Nanosponges with environmentally-benign properties and higher compositions of carboxyl groups are obtained through the cross linking of β-cyclodextrin with linecaps utilizing an aqueous citric acid solution [56]. Pyromellitic nanosponges are fabricated via the reaction of β-cyclodextrin and linecaps with pyromellitic dianhydride in dimethyl sulfoxide. Consequently, pyromellitic nanosponges demonstrate better retention potentials than citrate nanosponges at a metal concentration of 500 ppm. However, these citrate and pyromellitic nanosponges exhibit higher retention potentials (~94%) at low metal concentrations (≤50 ppm). The citrate nanosponge can selectively adsorb significant amounts of heavy metals in the attendance of meddlesome salts from sea water compared to the other constructed nanosponge [56]. Raja et al. [57] synthesized Co₃O₄/NiO nanosponges through a precipitation method for the photocatalytic degradation of rhodamine B and Congo red dye, wherein they exhibited high photocatalytic efficacy, offering them as attractive candidates with superb photocatalytic performance against organic contaminants [57]. It appears that future works should be envisioned for the optimization of conditions (e.g., temperature, pH, amount of adsorbents used, contact time, competing ions, etc.) to improve the wastewater treatment processes. Moreover, detailed characterizations, simple/cost-effective production techniques, and deep molecular analyses as well as biosafety, commercialization, and nanotoxicological evaluations are still awaiting a thorough investigation, especially for translating the ensuing results from laboratory scales to industrial stages [58,59,60].
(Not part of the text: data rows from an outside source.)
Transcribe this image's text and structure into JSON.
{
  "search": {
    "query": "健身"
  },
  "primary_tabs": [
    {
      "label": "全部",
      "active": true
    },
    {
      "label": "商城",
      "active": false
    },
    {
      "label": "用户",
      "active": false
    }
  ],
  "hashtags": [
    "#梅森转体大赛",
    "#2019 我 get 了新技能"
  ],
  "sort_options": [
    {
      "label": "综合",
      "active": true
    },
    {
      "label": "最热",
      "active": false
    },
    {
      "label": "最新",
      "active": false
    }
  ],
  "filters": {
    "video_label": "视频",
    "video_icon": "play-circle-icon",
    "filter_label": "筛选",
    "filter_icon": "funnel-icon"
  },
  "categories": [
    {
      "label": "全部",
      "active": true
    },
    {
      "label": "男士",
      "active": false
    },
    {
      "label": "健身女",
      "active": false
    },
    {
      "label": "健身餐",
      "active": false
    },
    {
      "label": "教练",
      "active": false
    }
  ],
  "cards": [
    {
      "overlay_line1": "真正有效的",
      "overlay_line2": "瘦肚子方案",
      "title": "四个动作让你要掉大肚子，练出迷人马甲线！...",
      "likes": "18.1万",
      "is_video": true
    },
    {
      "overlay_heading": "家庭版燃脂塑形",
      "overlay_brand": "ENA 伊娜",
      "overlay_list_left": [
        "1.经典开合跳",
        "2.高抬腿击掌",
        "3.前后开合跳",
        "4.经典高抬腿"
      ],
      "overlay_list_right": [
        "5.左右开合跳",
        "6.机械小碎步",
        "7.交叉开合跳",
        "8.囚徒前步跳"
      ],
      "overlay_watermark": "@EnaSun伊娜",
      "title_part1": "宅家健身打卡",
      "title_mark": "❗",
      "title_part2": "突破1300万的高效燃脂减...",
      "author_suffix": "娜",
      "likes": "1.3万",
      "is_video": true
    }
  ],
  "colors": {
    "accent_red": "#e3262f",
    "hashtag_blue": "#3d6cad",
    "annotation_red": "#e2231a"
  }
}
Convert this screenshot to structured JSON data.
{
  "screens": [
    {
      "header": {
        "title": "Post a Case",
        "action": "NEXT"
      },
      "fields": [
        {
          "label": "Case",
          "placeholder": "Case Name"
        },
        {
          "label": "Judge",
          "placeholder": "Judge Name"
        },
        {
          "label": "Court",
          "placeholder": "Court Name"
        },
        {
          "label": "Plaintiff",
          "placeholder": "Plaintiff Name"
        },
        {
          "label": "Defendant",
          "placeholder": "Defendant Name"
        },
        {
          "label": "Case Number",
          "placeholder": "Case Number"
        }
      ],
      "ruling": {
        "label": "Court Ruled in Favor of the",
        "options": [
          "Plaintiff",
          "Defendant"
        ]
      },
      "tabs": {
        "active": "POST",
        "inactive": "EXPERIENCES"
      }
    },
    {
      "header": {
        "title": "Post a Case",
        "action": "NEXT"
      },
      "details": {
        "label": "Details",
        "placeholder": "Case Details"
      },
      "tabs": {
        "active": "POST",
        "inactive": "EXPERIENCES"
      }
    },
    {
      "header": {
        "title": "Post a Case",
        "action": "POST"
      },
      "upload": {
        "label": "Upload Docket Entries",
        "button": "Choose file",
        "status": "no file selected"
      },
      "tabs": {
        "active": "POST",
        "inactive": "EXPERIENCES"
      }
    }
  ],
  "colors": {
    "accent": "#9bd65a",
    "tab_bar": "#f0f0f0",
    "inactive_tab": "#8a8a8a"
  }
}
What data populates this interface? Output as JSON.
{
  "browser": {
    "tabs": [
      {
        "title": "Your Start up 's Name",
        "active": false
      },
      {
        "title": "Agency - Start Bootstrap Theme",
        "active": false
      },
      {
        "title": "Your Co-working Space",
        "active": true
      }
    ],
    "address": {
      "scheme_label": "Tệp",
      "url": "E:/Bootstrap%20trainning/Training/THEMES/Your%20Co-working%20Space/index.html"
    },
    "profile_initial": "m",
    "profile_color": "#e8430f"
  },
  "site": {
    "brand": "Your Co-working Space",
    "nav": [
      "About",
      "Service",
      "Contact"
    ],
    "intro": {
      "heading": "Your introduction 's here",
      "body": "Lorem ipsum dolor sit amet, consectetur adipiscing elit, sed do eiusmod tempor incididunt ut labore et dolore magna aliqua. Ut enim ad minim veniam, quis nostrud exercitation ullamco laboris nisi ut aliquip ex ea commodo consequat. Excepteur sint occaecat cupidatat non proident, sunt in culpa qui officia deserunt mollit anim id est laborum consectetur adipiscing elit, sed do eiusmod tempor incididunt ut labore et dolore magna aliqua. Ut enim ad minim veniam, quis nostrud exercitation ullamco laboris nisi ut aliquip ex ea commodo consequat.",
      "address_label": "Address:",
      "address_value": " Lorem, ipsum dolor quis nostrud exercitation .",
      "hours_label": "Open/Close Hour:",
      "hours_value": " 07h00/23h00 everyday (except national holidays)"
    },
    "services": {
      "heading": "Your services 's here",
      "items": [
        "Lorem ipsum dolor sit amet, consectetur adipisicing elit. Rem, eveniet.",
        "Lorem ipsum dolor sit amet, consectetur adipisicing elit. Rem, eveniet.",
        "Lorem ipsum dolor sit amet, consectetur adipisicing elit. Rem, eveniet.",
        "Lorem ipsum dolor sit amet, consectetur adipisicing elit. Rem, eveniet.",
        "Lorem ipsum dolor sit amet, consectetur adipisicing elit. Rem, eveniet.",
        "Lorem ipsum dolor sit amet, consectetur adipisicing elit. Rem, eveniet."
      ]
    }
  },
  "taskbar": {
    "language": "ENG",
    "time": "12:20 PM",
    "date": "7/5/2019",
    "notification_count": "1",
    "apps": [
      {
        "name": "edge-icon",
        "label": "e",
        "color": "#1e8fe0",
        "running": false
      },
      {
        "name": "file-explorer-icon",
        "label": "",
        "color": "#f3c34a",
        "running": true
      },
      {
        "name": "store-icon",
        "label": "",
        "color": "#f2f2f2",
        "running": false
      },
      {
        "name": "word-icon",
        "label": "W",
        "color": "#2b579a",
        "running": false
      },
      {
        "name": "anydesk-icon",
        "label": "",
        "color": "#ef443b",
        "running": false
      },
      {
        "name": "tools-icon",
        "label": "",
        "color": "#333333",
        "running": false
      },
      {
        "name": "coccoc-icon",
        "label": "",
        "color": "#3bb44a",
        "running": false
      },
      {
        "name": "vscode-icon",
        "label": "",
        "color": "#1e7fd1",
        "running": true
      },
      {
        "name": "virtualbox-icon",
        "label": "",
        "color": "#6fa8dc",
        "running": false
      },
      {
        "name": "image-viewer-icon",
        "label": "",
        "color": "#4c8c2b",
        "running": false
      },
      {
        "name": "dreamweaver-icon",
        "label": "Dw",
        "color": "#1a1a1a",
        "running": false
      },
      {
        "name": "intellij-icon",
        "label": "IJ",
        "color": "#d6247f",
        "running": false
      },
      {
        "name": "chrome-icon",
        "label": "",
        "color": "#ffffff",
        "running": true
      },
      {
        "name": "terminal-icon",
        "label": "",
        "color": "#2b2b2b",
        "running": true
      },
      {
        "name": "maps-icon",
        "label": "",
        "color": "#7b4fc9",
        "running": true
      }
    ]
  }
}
3. Conclusions and Future Outlooks

Compared to other nanosystems/materials, nanosponges exhibit high porosity, easy functionalization, simplicity, and cost-effectiveness, which make them attractive candidates for capturing and removing organic/inorganic pollutants/contaminants (e.g., dyes, pharmaceuticals, and heavy metals) from water and wastewater. Notably, cyclodextrin-based nanosponges with unique physicochemical properties and architectures, including good biocompatibility, low/non-toxicity, easy surface functionalization, and bio-absorbent features, can be employed for eliminating a wide variety of pollutants from water via adsorption/inclusion. However, more elaborative studies are warranted to critically evaluate and overcome some crucial aspects/challenges, such as adsorption mechanisms, functionalization processes, removal activities/efficiencies, toxicity/biosafety issues, hydrophobic interactions, electrostatics, and complexation agents for improved targeting of pollutants. Additionally, the type of applied materials (e.g., native/modified polymers), adsorbent dosage, contact time, competing ions, adsorption isotherm models, kinetics, thermodynamics, and reaction/experimental conditions (e.g., molar ratios, temperature, and pH solution) are important factors affecting the adsorption and removal of pollutants using nanosponges. The physicochemical properties, optimization/fabrication processes, complexation behaviors, low-cost production techniques, commercialization, structural variations, and safety evaluations of these nanosystems are essential for their future appliances in water treatment. For antimicrobial and antiviral potentials of these nanosponge-based systems, more elaborative studies are still required for clarifying the mechanism of activities and their efficacy, as well as their long-term biocompatibility and biosafety issues.